Layoffs are not driving the weakness
Canada lost jobs in three of the first four months of 2026, but RBC says permanent layoffs fell by nearly 10 per cent between October 2025 and April 2026. The bank describes the current labour market as “low hire, low fire,” meaning companies are cautious about adding staff but are not cutting workers at the pace normally seen in a downturn.

Young workers are being hit hardest
Weak hiring has left many labour-market entrants without work. RBC says the share of new jobs, meaning jobs started within the previous year, fell to a near-record low in April. More than one in four unemployed workers had been attending school before becoming unemployed, above the one-in-five average seen in the decade before the pandemic.

Hidden unemployment has not surged
RBC says broader unemployment measures do not show a large increase in discouraged workers or involuntary part-time employment. That suggests the official unemployment rate is capturing much of the labour-market strain, rather than missing a large pool of people who have quietly given up looking for work.

Hiring intentions are improving
Business surveys showed stronger hiring intentions early in 2026, with firms looking to boost productivity and capacity. RBC says small and medium-sized businesses also showed greater willingness to add jobs, though it remains unclear how quickly those plans will turn into actual hiring.

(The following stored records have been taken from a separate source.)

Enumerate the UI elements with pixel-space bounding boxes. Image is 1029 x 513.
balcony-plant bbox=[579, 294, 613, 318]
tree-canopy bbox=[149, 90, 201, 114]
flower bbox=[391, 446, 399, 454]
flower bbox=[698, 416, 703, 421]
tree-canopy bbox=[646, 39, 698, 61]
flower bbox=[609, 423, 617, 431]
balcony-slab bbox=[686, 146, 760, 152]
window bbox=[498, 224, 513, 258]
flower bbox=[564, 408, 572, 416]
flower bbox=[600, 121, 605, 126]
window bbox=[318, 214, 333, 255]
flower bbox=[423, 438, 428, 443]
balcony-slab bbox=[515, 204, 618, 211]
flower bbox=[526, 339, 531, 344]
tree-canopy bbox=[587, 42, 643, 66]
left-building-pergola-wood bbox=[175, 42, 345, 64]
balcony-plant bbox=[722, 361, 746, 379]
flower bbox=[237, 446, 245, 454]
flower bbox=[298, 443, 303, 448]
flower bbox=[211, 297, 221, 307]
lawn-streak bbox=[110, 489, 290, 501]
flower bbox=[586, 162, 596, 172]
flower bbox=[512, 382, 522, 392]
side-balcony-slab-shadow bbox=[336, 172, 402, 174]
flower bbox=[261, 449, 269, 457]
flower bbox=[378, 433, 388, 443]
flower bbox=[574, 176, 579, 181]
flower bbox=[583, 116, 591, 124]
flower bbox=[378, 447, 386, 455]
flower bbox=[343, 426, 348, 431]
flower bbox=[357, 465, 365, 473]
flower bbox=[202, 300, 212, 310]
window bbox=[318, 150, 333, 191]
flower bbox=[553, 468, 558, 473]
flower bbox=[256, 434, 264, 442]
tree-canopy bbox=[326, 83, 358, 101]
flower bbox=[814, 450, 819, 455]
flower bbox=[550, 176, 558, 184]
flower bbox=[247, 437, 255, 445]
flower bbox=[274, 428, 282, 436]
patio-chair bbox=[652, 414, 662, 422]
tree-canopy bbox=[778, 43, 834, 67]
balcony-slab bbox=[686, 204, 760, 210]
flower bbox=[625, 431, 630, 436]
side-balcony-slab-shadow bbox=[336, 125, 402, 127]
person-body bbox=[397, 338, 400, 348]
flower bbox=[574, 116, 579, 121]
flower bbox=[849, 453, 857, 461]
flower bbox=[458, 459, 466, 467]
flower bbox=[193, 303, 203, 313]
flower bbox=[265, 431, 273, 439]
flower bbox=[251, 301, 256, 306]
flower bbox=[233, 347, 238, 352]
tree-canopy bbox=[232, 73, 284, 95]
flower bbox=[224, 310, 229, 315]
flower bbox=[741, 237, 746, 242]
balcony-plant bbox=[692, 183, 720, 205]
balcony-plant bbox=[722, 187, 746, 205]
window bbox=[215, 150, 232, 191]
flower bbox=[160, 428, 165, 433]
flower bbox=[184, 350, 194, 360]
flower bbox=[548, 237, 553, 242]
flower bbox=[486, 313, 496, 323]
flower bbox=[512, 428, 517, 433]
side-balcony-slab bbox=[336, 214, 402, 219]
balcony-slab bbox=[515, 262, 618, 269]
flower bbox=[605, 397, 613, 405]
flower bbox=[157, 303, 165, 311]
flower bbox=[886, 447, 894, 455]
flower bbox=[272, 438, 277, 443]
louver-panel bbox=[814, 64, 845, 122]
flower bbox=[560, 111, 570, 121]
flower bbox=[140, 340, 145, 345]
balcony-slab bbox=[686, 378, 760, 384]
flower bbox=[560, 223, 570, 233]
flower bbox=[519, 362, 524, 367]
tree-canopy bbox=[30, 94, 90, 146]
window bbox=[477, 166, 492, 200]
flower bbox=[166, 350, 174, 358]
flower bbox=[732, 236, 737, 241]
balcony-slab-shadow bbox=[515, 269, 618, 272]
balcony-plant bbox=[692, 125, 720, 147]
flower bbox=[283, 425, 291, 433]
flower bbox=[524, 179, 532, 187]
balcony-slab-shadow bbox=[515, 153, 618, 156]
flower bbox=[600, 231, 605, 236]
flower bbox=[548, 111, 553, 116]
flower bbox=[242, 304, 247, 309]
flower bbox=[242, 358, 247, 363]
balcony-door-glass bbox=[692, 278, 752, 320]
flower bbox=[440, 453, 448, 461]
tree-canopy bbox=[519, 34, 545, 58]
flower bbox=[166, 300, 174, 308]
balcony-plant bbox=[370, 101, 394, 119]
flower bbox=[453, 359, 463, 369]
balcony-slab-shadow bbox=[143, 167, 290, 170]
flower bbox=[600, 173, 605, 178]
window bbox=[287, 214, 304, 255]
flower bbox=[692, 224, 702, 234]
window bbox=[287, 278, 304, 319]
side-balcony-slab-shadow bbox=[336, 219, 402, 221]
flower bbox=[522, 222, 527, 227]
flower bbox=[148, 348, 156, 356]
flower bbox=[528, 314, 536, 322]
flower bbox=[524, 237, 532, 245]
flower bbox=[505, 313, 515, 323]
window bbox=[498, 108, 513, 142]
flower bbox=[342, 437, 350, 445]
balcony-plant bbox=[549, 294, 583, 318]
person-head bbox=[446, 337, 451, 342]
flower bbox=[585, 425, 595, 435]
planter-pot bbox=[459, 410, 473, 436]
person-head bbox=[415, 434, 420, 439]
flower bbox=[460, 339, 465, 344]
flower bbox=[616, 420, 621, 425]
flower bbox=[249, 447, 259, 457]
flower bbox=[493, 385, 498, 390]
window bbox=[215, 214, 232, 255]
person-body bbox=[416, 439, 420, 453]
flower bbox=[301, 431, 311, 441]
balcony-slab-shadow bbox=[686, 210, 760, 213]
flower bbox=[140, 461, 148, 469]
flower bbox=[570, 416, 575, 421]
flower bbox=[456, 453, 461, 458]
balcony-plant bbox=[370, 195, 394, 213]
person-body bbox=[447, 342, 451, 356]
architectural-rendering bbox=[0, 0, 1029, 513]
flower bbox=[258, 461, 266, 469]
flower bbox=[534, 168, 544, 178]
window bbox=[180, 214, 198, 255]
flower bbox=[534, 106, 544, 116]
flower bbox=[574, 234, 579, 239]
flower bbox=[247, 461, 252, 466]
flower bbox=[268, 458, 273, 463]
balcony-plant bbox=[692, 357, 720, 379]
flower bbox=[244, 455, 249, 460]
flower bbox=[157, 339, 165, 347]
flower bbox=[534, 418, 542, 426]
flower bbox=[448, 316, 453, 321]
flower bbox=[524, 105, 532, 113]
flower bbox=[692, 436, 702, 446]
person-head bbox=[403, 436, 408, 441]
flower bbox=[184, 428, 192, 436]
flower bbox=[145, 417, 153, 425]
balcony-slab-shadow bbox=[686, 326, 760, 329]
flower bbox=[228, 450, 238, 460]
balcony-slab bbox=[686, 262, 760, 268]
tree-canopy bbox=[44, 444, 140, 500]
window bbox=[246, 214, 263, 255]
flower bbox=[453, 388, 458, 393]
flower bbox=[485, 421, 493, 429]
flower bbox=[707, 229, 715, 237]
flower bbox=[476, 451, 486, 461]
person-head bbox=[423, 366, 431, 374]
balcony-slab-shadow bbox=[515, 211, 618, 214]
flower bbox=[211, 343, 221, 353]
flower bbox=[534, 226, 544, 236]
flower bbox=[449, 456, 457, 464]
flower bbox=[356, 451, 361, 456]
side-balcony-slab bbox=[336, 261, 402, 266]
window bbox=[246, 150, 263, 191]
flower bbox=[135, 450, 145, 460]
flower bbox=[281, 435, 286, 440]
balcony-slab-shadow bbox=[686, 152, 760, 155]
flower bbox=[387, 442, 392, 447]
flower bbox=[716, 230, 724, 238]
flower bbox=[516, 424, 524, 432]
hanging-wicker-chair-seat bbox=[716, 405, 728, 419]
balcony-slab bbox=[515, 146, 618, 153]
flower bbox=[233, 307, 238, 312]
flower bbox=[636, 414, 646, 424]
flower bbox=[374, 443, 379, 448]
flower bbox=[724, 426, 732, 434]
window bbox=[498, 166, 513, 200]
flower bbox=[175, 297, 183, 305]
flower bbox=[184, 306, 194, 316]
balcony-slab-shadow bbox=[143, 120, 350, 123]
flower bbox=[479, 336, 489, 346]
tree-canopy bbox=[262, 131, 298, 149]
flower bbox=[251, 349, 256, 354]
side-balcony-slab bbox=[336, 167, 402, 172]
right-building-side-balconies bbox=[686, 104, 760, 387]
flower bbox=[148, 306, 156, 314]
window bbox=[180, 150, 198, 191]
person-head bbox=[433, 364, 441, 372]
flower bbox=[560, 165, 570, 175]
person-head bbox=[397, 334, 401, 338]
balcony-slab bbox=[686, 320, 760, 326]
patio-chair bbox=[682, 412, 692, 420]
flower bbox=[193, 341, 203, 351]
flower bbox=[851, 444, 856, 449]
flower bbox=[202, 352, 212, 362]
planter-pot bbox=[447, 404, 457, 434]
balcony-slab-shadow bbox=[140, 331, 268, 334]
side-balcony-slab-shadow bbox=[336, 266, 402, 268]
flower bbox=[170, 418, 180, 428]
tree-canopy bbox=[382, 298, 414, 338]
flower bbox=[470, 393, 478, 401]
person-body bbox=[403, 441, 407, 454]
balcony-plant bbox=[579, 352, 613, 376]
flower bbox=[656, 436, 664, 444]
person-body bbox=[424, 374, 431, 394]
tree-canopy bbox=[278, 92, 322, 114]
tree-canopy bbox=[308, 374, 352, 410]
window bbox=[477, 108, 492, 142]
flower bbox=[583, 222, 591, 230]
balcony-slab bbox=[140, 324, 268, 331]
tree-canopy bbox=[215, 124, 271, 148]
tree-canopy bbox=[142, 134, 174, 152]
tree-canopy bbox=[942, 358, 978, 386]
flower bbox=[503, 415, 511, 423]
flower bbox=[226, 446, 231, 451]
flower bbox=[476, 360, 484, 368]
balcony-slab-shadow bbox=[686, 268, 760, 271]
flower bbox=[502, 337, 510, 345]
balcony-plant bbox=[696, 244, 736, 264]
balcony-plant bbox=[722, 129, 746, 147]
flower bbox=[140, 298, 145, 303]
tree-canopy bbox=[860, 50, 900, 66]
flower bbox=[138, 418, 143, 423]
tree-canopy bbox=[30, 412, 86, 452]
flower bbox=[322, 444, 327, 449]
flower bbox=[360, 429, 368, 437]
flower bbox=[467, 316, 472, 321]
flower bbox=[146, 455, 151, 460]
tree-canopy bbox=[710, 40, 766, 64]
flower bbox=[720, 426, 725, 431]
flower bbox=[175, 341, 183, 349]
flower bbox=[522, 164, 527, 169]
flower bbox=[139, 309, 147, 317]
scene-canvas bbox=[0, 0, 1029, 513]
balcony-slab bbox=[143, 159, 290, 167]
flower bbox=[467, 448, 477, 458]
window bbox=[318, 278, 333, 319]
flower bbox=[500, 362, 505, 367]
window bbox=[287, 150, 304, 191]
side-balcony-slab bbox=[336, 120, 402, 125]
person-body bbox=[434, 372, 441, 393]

Aging is tightening labour supply
RBC says Canada’s rapid population growth between 2022 and 2024 temporarily offset the long-running decline in labour-force participation caused by aging. As immigration slowed in 2025, that decline resumed, reinforced by a record number of retirements.

Why it matters

The RBC report strengthens the central point of Sima Sajjadiani’s research: Canada cannot afford to recruit skilled immigrants and then leave their experience trapped behind unfamiliar credentials, résumé styles or hiring assumptions.

If retirements are accelerating and labour supply is tightening, the underemployment of skilled newcomers becomes more than a settlement issue. It becomes an economic waste Canada has less room to carry.